Note as well that you use as argument that authors won't learn ARIA ... 
And note that some of the @longdesc supporters seem to be of the same 
opinion ... 

> So what if we do choose to forbid aria and other similar features from
> linking to hidden elements. What alternative are we proposing to
> people that want to have content which is only displayed to AT users?
> My impression is that we're suggesting that they use various
> attributes and methods that allow linking to external documents.

There is CSS display:none and CSS off screen placement, too ...

  ...
> Now, there are problems with using @hidden. As John Foliot often
> points out, including in this thread, browsers today have problems if
> the @hidden contents contains "rich content". But that's browsers
> today. Our goal for the HTML5 spec shouldn't be to document best
> practices for todays browsers. It should be to envision the technology
> which will produce the best and most accessible web and then codify
> that into a specification.
> 
> If implementations complain that this is too hard to implement then of
> course we might need to reconsider, but so far this has not happened.
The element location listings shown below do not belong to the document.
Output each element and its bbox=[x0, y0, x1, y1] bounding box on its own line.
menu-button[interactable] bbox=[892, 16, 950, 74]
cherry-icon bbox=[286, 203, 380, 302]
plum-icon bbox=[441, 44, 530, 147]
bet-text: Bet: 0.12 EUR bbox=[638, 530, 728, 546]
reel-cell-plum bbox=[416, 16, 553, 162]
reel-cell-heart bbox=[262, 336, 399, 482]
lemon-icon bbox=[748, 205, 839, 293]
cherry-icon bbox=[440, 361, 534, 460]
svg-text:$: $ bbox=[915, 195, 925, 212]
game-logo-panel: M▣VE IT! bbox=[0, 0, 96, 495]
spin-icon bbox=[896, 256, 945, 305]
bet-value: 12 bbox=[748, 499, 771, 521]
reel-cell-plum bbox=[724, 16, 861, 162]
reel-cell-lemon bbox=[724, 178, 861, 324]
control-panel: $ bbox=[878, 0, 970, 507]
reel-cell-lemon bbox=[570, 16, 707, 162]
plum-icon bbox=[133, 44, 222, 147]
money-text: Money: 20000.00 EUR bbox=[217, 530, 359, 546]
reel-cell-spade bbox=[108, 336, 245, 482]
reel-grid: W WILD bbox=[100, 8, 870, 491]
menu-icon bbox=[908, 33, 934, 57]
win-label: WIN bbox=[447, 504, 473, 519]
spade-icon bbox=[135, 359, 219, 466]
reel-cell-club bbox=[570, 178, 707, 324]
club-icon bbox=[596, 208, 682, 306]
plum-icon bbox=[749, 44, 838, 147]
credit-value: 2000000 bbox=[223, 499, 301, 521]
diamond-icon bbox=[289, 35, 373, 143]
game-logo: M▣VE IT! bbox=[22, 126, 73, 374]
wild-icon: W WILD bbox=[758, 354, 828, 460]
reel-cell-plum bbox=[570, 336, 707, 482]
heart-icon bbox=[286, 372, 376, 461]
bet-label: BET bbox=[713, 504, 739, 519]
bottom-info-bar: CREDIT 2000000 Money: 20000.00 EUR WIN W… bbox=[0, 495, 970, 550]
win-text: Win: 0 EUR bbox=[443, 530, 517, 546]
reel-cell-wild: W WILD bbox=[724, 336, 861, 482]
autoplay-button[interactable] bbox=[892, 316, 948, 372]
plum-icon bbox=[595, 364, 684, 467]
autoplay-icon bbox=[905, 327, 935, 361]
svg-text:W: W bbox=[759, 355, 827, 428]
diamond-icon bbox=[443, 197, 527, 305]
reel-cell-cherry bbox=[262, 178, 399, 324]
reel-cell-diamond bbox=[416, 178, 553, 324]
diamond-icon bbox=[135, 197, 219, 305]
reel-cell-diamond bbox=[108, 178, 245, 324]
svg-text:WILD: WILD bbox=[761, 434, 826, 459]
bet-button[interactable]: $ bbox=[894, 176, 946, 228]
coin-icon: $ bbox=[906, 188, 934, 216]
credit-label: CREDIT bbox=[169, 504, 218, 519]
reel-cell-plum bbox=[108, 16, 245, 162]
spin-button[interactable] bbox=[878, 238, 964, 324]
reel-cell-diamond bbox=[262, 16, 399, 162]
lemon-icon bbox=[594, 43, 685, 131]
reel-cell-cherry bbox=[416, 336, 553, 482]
Is there any progress to tell about? Is it enough specified how UAs 
should go about doing it?

AT/UAs do have problems with hidden stuff: If an <object> that is 
considered by the UA to be an image by the UA, then its fallback will 
be hidden from AT - because its role is seen to be role=img, and 
role=img makes the children hidden. Getting e.g. VoiceOver to render 
the fallback as mark-up, has so far been impossible.